Stevie Crawford was wearing these shoes when his body was found.

So what happened to Stevie Crawford? Unsurprisingly, most people online think he was killed by his mom or maybe his stepdad. Some people believe his mom was unwilling or unable to care for a child with Down’s Syndrome, or that it was a mercy killing because he had some sort of health problem that she didn’t think he would survive. There’s also been speculation that his death really was accidental but was, for whatever reason, covered up.


I’ve also seen a lot of people talking about Stevie’s mom’s statement to her family — that they wouldn’t have to worry about him anymore. Just about everyone who has speculated about this case online says his family probably thought he was taken to an institution. A lengthy Reddit thread on the case includes several anecdotes from people who said this was common for people with Down’s Syndrome at the time and that people with disabilities were often dumped in these institutions and essentially forgotten about.

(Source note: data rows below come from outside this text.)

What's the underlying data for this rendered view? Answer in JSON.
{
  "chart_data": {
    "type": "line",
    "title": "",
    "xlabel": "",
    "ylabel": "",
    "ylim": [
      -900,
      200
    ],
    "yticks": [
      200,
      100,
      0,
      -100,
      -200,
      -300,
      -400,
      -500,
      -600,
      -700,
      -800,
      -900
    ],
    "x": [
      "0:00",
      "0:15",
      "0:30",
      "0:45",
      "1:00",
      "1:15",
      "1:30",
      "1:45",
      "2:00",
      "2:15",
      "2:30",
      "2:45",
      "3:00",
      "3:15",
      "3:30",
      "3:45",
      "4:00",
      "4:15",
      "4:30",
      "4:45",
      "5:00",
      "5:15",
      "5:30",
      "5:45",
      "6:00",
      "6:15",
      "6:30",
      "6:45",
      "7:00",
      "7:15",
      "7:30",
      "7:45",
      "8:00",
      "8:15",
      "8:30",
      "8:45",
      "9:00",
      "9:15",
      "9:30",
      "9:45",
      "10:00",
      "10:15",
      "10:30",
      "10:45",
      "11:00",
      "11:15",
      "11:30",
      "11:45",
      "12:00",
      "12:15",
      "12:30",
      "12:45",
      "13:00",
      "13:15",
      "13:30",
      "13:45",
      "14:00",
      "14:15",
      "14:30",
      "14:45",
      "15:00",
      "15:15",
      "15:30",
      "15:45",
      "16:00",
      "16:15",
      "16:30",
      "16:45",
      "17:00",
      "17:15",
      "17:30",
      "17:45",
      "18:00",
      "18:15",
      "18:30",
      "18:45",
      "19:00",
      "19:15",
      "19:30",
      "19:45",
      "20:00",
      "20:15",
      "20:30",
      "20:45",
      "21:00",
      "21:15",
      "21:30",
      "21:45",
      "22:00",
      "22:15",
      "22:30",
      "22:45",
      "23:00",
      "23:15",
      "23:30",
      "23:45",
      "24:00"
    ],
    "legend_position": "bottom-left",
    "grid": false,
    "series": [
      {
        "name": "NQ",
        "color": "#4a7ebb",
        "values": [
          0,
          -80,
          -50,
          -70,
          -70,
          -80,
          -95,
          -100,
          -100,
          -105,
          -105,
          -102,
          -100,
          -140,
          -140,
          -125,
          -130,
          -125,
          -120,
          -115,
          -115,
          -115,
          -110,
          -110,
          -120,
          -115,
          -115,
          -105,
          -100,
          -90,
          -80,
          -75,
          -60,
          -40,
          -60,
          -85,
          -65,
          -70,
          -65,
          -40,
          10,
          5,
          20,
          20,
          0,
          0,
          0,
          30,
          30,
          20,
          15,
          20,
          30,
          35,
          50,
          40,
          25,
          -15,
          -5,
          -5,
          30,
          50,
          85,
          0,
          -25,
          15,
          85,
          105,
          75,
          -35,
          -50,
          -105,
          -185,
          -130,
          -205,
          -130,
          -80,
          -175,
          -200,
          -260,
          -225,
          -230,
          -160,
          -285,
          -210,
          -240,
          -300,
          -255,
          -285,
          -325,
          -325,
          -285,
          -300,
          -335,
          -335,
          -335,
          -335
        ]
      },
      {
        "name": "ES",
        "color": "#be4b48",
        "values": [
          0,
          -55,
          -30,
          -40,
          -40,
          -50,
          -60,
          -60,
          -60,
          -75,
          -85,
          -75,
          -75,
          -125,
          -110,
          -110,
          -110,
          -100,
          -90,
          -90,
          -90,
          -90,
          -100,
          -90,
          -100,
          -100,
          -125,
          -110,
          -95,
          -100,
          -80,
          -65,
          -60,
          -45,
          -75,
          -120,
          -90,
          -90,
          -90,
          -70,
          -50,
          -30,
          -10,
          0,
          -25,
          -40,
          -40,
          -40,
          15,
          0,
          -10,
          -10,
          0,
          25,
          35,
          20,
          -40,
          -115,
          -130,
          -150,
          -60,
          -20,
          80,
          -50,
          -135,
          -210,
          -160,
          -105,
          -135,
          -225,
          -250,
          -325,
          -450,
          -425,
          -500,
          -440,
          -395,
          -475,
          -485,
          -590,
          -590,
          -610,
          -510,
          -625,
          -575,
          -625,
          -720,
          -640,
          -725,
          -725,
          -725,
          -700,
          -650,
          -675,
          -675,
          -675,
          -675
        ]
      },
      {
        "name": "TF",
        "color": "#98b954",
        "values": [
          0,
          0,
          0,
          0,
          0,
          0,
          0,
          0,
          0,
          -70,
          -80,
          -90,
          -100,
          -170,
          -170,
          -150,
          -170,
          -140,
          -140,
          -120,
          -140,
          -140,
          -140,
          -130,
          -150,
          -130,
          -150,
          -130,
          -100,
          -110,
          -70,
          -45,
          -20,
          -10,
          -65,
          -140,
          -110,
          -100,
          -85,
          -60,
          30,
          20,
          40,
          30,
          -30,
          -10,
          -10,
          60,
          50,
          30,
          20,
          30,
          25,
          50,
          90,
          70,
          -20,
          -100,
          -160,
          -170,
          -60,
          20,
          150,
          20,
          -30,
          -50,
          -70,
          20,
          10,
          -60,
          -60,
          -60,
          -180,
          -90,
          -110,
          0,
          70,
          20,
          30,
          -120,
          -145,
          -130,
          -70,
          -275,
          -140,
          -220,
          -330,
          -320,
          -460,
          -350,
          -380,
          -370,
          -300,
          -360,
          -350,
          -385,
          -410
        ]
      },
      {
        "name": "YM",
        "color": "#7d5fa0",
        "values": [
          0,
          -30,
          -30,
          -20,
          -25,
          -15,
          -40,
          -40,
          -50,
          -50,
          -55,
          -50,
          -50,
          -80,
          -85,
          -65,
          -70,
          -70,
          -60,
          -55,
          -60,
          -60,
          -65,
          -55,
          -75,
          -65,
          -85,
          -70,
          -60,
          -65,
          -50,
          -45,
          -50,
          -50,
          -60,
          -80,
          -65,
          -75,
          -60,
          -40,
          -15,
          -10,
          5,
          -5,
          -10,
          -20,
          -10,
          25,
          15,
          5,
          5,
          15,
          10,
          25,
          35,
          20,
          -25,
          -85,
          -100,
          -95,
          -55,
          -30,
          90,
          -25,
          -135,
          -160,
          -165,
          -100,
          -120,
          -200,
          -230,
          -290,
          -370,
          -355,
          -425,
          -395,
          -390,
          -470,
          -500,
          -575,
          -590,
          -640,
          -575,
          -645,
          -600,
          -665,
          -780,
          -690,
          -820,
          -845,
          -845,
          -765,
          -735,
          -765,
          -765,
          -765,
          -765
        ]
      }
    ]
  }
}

I’m not exactly an expert on this topic, and we don’t know any other details of what happened to Stevie. No family members have come forward to give any more information, and of course we should respect their privacy. So just keep in mind that this is all speculation, but I did want to share it to give you an idea of what might have happened.



conclusion

It’s hard to call this case “solved,” but it seems like we know all we’re going to know for now. If nothing else, I’m glad Stevie was finally identified and I hope his family is able to rebury him in the place where he was born — if they haven’t already.